Public authorities, which are created by statute but share many of the features of both firms and governments, are responsible for planning and financing much of America's major infrastructure. The structure of these entities insulates them from both the political discipline of traditional governments and the market discipline of private firms. Public authorities enjoy exemptions from many of the statutory restrictions that impose social constraints on firms and governments. They operate free from monitoring that exists either through the electoral checks of politics or the profit-maximizing interests of shareholders. Those to whom public authorities are responsive, such as bondholders, may have interests that vary significantly from the interests of the constituents whom public authorities are created to serve. The result is that public authorities will generally be less efficient than private firms that perform similar tasks.

Private firms providing public works facilities (such as airports, toll roads, water supply, and wastedisposal facilities) tend to be subject to much stronger economic incentives for efficiency than those that affect public authorities. Company managers often have a direct stake in the firm's profitability, and they can be replaced if stockholders become dissatisfied with their performance.
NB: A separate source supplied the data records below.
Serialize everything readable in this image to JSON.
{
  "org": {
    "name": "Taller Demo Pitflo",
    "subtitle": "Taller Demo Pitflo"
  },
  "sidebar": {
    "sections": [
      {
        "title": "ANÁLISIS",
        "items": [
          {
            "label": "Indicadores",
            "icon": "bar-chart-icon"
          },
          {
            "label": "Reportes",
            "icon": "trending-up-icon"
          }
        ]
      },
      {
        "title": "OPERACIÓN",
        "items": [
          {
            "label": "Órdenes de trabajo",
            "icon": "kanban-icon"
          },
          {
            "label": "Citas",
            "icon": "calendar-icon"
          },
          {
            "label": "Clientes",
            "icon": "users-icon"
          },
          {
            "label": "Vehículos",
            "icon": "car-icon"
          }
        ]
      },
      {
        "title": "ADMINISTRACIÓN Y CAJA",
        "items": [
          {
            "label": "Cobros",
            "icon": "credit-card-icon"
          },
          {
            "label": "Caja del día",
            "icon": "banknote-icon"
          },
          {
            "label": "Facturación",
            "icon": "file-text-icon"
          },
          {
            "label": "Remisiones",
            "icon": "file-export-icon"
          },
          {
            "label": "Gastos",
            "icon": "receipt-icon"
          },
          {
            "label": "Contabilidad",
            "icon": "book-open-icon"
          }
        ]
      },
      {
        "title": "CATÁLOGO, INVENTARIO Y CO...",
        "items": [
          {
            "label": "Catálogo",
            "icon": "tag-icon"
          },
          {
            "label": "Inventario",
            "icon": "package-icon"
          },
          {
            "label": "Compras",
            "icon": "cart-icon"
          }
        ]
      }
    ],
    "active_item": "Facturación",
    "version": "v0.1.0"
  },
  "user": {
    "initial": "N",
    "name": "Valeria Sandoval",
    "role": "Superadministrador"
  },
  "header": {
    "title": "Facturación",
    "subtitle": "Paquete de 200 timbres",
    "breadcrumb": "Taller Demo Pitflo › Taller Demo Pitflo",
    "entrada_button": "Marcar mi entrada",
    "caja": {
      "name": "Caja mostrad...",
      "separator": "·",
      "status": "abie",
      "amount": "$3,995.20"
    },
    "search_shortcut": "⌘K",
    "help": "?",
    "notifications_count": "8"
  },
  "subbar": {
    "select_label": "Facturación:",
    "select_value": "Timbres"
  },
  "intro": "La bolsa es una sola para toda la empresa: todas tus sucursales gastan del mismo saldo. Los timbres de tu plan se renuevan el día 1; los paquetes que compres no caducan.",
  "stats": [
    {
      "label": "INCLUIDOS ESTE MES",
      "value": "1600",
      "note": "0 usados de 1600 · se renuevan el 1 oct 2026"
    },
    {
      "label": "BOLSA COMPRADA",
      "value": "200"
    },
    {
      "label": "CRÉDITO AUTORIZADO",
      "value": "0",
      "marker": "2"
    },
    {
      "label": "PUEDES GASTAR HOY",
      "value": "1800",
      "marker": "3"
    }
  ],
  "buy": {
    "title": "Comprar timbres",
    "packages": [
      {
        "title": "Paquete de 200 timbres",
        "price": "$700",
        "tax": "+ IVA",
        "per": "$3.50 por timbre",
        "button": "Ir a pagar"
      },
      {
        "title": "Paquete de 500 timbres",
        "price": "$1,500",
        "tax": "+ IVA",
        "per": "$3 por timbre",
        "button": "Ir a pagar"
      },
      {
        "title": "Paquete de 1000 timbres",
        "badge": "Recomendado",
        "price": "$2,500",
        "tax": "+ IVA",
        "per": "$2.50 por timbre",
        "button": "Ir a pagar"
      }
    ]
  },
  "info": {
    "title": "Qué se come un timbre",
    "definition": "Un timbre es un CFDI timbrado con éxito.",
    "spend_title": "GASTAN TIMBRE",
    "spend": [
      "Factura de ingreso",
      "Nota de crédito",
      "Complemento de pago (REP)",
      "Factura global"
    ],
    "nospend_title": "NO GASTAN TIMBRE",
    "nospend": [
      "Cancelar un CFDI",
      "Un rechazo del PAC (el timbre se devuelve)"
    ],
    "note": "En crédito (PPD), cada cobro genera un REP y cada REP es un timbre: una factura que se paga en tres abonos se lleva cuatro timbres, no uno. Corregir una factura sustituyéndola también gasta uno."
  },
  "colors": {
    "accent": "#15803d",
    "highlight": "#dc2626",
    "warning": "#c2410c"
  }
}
Greater information disclosure in the private sector reinforces these incentive effects.

A number of recent examples illustrate public-authority activities that appear inconsistent with social utility, such as spending money on poorly justified expansions and employing advisors not selected on merit. These activities can be traced to these underlying institutional differences.

Two policy implications follow from this analysis. First, public authorities should be made more accountable, perhaps by removing the immunities they currently enjoy. Second, and more fundamentally, the decision to have public authorities provide major infrastructure should be reconsidered, since private firms can often perform these same public functions, while not suffering from the institutional disadvantages of public authorities.